Stumbling Over the Finish Line
NEW EASTERN EUROPE: As expected, Vladimir Putin has now declared a first round victory (based on exit polling) in the Russian presidential election. What is your immediate reaction?
March 4, 2012 - Adam Reichardt - Articles and Commentary
ANDREW WILSON: There really weren’t any question marks left. No one really expected Putin to go to the second round. In order for that to happen Zyuganov would have had to have done really well, or Prokhorov a much better showing – but no one really expected either scenario to happen. Putin’s claimed win, based on the exit polls, is kind of in the middle of expectations. Anything over 70 per cent would have been blamed on egregious, insultingly large election fraud and might have given an extra dynamic to protests.
On the other hand if Putin had only just scraped through with 51 or 52 per cent he might have looked weak (the win wouldn’t have made him stronger – but dangerously weak). We can be fairly certain that this margin of victory has been carefully state-managed – so that Putin’s victory is safe but not dangerously overemphatic.
But protests will happen anyway – and so they should. The point is not that there has been more fraud this time, but that people have woken up to the practice of fraud.
Vladimir Putin will not have it easy when he returns to the Kremlin. They are already calling for massive protests to follow. How do you think Putin will handle the opposition movement and the discontent once he is back in the Kremlin?
Well we don’t know for sure because the circle of decision makers around him has changed and narrowed. Surkov, for example, is apparently a thing of the past. When it comes to demonstrations, obviously there will be one tomorrow. The counter-demonstrations have been planned for this evening already. There is a slight fear that Putin might revert to counter-revolution “Plan A” (the plans drawn up to prevent the original threat of a coloured revolution spreading to Russia after 2004) and make it difficult for the demonstrators, or make it harder for them to go where they want to go.
But given they’ve been able to blow off steam in the way they have over the last two months, the rational thing for the Kremlin to do is to let them blow off more steam – but you never know.
The key question is whether the re-politicisation of Russian political life over the last three months – the attempt to displace the old-style highly ritualised “virtual politics” with a real politics of protest and contestation – will be allowed to continue.
How would Putin react if the opposition changes its tactics?
If the opposition movement decides to change the way they protest and say, for example, they set up a tent city outside the Kremlin – a “madian.ru”, something similar to what happened in Kyiv on Maiden Square (the scene of the Orange Revolution in Ukraine in 2004-2005 – editor’s note). I can’t really see Putin allowing that at all.
But the real question is whether the momentum we have seen in the past few months can continue. Or the authorities can try to reduce the public space for protesters or even try and crackdown on the movement.
Arguably it is in the authorities’ interest to let the protests continue. It would actually allow the opposition to channel their energy into something like party building.

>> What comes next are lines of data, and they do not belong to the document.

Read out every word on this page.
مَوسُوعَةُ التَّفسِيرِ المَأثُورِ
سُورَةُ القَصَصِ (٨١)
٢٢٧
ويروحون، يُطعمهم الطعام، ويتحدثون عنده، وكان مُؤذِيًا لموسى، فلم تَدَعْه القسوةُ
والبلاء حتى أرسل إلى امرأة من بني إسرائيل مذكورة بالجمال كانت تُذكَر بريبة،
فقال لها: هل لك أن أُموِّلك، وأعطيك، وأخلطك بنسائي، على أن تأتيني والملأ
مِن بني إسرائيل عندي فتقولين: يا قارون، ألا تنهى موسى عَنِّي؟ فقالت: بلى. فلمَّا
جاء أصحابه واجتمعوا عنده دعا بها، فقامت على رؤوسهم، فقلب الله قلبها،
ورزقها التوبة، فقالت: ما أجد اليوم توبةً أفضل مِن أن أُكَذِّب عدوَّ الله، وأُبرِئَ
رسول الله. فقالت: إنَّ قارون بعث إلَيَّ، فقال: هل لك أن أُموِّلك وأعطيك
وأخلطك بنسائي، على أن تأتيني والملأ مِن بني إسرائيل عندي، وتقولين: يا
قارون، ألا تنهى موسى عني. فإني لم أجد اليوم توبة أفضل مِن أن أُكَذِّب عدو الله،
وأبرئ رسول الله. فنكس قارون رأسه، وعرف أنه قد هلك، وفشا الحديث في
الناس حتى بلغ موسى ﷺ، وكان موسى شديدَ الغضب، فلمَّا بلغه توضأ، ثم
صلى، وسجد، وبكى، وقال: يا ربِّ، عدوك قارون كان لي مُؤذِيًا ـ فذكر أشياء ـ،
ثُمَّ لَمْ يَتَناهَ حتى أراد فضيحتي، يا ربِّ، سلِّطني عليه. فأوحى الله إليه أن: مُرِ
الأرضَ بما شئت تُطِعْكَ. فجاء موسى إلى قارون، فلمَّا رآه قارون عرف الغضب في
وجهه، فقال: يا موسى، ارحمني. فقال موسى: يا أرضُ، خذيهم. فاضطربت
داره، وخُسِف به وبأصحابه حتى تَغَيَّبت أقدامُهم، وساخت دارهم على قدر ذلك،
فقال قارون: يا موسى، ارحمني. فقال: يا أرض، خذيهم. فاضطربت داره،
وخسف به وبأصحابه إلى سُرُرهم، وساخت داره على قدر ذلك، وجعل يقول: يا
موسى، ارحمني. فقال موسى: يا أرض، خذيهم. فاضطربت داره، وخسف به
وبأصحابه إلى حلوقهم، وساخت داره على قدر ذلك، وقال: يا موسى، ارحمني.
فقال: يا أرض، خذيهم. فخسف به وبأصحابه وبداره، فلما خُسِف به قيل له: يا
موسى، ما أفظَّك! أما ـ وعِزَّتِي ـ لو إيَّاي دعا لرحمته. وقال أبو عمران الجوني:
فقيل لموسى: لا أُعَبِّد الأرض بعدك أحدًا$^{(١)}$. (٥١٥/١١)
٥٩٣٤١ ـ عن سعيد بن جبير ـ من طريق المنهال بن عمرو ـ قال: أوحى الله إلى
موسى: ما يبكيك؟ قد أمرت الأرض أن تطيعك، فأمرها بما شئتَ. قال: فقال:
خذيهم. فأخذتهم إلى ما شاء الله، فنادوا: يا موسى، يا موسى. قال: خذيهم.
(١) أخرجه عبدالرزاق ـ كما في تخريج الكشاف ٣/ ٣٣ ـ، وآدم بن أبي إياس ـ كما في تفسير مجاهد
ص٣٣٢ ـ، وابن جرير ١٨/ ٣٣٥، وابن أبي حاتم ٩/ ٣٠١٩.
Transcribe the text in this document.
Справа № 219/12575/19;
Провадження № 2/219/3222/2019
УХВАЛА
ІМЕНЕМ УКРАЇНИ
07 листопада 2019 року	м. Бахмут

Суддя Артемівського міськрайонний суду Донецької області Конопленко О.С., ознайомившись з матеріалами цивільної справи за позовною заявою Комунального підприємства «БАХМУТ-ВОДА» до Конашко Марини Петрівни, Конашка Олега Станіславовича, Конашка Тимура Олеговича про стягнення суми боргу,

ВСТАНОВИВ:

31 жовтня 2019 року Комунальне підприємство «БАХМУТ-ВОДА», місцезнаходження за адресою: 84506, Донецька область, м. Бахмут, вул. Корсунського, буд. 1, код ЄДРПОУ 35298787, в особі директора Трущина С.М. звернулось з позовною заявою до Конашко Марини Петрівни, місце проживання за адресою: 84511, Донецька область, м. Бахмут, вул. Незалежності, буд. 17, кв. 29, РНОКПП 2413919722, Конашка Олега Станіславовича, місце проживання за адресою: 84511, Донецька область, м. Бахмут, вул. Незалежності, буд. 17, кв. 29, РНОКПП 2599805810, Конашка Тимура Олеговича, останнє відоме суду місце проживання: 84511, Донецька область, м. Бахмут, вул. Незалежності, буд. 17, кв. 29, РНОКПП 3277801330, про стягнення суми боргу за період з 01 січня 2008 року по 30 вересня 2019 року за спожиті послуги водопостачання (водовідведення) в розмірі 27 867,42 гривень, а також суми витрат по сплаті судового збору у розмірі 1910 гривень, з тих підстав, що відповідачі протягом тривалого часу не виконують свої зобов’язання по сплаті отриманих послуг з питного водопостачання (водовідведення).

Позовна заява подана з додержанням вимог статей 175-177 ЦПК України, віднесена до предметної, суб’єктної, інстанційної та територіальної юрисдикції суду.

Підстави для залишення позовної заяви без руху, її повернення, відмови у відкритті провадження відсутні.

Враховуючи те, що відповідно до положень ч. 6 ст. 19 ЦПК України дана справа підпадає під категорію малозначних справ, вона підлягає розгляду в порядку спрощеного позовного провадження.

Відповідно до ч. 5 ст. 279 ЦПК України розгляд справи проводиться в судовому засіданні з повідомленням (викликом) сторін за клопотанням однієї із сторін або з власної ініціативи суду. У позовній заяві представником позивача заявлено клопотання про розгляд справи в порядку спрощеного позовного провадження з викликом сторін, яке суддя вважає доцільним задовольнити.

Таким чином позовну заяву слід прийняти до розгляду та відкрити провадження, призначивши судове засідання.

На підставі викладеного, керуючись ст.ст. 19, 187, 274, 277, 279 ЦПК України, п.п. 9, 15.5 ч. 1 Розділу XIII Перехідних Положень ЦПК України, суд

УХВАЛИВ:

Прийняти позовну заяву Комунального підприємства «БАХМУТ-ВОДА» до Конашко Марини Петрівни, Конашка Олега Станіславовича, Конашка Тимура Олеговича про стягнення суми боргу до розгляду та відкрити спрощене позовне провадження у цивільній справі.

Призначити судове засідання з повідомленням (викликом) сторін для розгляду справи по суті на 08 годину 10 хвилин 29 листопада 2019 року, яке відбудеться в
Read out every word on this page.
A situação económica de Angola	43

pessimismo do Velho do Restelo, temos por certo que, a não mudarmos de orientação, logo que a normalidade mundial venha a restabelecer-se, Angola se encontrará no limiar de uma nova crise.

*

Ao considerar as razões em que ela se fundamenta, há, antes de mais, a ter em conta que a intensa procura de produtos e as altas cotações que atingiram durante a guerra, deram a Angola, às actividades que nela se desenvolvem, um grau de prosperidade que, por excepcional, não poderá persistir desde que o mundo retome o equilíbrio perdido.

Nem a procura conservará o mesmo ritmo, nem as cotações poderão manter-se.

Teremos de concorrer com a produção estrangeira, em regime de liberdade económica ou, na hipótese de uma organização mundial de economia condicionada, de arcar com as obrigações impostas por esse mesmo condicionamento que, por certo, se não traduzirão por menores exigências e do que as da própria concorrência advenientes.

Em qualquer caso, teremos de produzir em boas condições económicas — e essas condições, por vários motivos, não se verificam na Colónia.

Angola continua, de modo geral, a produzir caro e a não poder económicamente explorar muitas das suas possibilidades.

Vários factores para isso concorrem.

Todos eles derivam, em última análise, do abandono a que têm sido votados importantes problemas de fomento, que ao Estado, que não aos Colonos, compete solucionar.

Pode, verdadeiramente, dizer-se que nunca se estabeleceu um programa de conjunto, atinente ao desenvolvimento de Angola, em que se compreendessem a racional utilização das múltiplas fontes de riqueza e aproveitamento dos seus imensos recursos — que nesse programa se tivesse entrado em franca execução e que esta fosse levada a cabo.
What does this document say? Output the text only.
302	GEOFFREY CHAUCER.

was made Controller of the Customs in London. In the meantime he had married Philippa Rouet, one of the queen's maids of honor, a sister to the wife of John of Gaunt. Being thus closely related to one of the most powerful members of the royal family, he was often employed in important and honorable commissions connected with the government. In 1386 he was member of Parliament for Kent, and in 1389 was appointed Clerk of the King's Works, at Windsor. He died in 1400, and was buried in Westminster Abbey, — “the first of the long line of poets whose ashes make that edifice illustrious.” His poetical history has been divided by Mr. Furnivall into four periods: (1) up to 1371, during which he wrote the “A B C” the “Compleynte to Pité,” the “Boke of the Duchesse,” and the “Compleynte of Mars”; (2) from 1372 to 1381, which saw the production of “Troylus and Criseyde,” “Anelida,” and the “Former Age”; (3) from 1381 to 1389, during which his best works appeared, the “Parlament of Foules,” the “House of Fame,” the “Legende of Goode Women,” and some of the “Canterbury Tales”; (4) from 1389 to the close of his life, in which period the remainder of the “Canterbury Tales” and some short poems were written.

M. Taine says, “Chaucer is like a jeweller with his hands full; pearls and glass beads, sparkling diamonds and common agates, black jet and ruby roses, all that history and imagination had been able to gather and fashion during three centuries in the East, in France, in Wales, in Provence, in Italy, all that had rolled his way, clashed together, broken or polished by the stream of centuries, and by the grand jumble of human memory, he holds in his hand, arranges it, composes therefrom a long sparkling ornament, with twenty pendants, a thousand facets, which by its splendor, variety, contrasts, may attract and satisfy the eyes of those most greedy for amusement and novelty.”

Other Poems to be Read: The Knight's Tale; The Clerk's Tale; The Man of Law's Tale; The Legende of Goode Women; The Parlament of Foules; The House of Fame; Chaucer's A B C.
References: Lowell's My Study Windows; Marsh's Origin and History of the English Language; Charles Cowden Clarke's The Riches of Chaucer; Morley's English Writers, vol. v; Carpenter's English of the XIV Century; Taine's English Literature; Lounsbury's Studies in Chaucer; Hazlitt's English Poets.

And if they do this, it would quite likely lead to more parties in Russian politics, with several parties where the opposition could align or divide itself. But it is far from clear that the authorities will make a rational decision. So a crackdown is entirely possible.
Do you think Putin could actually concede to the protest movement and implement reforms or give in to demands?
In the political sphere, the Kremlin’s natural instinct is still to fake reforms, but not actually implement anything. However, it is entirely possible to see some changes in the social and economic sectors. Most people expect Alexei Kudrin (Former Minister of Finance) to come back or play a role behind the scenes. But it is well known that that Medvedev and Kudrin won’t share the same room let alone be in the same government. So putting together an effective reform agenda may prove difficult in personnel terms.
Another possibility is that new Duma elections will take place in 2014. Putin could dissolve United Russia (Vladimir Putin’s political party – editor’s note) into two or more parties: most likely a “liberal” Kudrinist party and a more “nationalist” party led by someone like Dmitry Rogozin (Russia’s ambassador to NATO – editor’s note). In which case, the Kremlin could even win Duma elections. Yes, Russia is split – but it is not split 50/50. We have an active anti-Putin minority and a passive majority, or plurality.
However, I think the biggest take away from today’s election is that Putin essentially ran a grab-bag campaign. Picking out old themes here and there – stability, spending money on social programmes, etc. And by doing so, Putin was able to garner a plurality.
But there was no big theme this time around when compared to his previous election campaigns. This time, Putin has basically stumbled over the finish line, and it is not at all clear what his next term will actually be about.
Andrew Wilson is a Senior Policy Fellow with the European Council on Foreign Relations (ECFR).